Ericsson's objective in Texas is, as Samsung describes it, "to eliminate any obligations [Ericsson] owes to Samsung as a third-party beneficiary to Ericsson's ETSI contract, and thus leave Ericsson unfettered ability to seek worldwide injunctions on SEPs and damages not limited by FRAND." At the moment, of course, Ericsson's access to injunctive relief is not unfettered at all, but that's because of the Wuhan antisuit injunction. If Ericsson managed to neutralize the Chinese antisuit injunction, and simultaneously obtained the declaratory judgment it's seeking in Texas, it could do what Samsung says and extort even supra-FRAND royalties (through the pursuit and actual or threatened enforcement of injunctive relief).
A recent filing indicated that injunctions are so far being sought only over non-SEPs, while all SEP claims are apparently merely damages claims. However, in the U.S., Germany, and other jurisdictions, Ericsson could always amend its prayers for relief and throw in an injunction request.
Samsung points not only to Federal Circuit case law (Voda v. Cordis), according to which U.S. courts shouldn't adjudicate claims over foreign patents, but also to Judge Gilstrap's own Optis v. Huawei decision in July 2018:
"[A]ny portion of [a FRAND claim] that seeks a declaration that Plaintiffs have complied with their obligations under foreign laws or as they relate to foreign patents, or that [the defendant] may not raise a FRAND defense in a foreign jurisdiction, are dismissed."

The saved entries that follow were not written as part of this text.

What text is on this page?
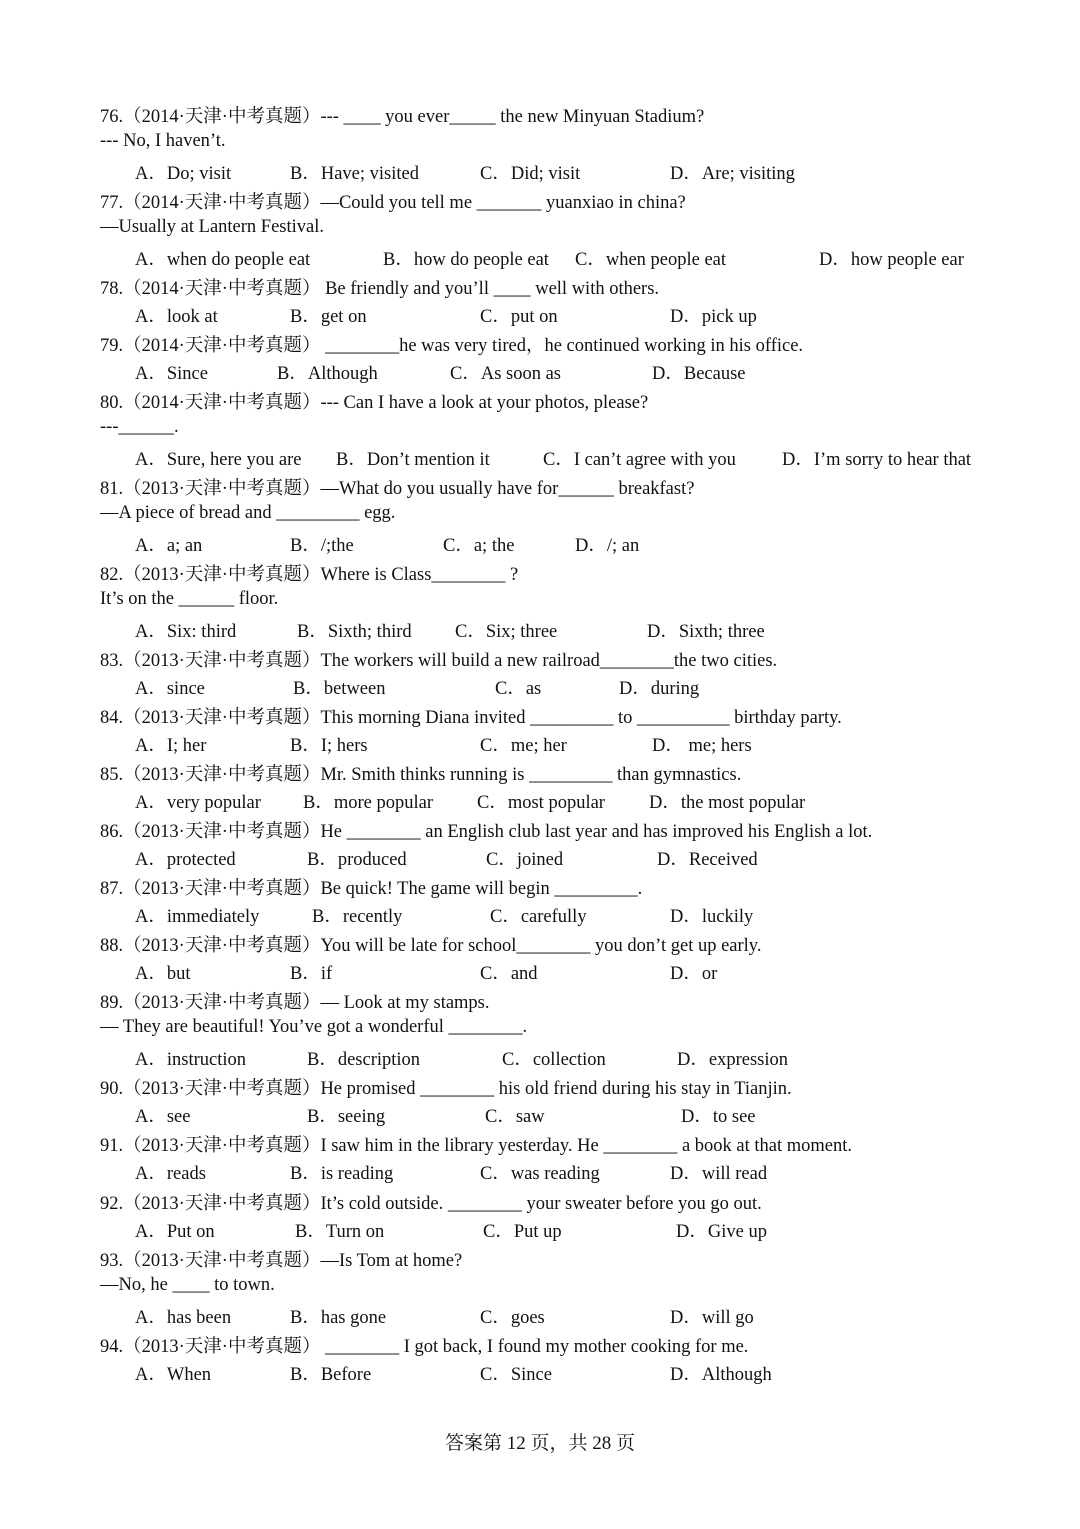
76.（2014·天津·中考真题）--- ____ you ever_____ the new Minyuan Stadium?
--- No, I haven’t.
A．Do; visit	B．Have; visited	C．Did; visit	D．Are; visiting
77.（2014·天津·中考真题）—Could you tell me _______ yuanxiao in china?
—Usually at Lantern Festival.
A．when do people eat	B．how do people eat C．when people eat	D．how people ear
78.（2014·天津·中考真题） Be friendly and you’ll ____ well with others.
A．look at	B．get on	C．put on	D．pick up
79.（2014·天津·中考真题） ________he was very tired，he continued working in his office.
A．Since	B．Although	C．As soon as	D．Because
80.（2014·天津·中考真题）--- Can I have a look at your photos, please?
---______.
A．Sure, here you are B．Don’t mention it	C．I can’t agree with you D．I’m sorry to hear that
81.（2013·天津·中考真题）—What do you usually have for______ breakfast?
—A piece of bread and _________ egg.
A．a; an	B．/;the	C．a; the	D．/; an
82.（2013·天津·中考真题）Where is Class________ ?
It’s on the ______ floor.
A．Six: third	B．Sixth; third C．Six; three	D．Sixth; three
83.（2013·天津·中考真题）The workers will build a new railroad________the two cities.
A．since	B．between	C．as	D．during
84.（2013·天津·中考真题）This morning Diana invited _________ to __________ birthday party.
A．I; her	B．I; hers	C．me; her	D． me; hers
85.（2013·天津·中考真题）Mr. Smith thinks running is _________ than gymnastics.
A．very popular B．more popular C．most popular D．the most popular
86.（2013·天津·中考真题）He ________ an English club last year and has improved his English a lot.
A．protected	B．produced	C．joined	D．Received
87.（2013·天津·中考真题）Be quick! The game will begin _________.
A．immediately	B．recently	C．carefully	D．luckily
88.（2013·天津·中考真题）You will be late for school________ you don’t get up early.
A．but	B．if	C．and	D．or
89.（2013·天津·中考真题）— Look at my stamps.
— They are beautiful! You’ve got a wonderful ________.
A．instruction	B．description	C．collection	D．expression
90.（2013·天津·中考真题）He promised ________ his old friend during his stay in Tianjin.
A．see	B．seeing	C．saw	D．to see
91.（2013·天津·中考真题）I saw him in the library yesterday. He ________ a book at that moment.
A．reads	B．is reading	C．was reading	D．will read
92.（2013·天津·中考真题）It’s cold outside. ________ your sweater before you go out.
A．Put on	B．Turn on	C．Put up	D．Give up
93.（2013·天津·中考真题）—Is Tom at home?
—No, he ____ to town.
A．has been	B．has gone	C．goes	D．will go
94.（2013·天津·中考真题） ________ I got back, I found my mother cooking for me.
A．When	B．Before	C．Since	D．Although
答案第 12 页，共 28 页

In Optis v. Huawei, the absence of licensing offers for U.S.-only patents also made it impossible for the district court to "determine whether [the plaintiff] complied with its FRAND obligations as to their U.S. SEPs and [the defendant}."
Samsung's legal argument involves questions of diversity and supplemental jurisdiction. In connection with diversity jurisdiction, Samsung argues--and substantiates by means of a sworn declaration attached to its motion--that any of its SEPs are assigned to Samsung Electronics in Korea, and never to a U.S. subsidiary.
I'll go into more detail on the jurisdictional questions when Ericsson has filed its opposition brief. For now it is quite conceivable that Ericsson's original December case may go away soon, or be narrowed substantially, while its early-January infringement claims will continue to be litigated.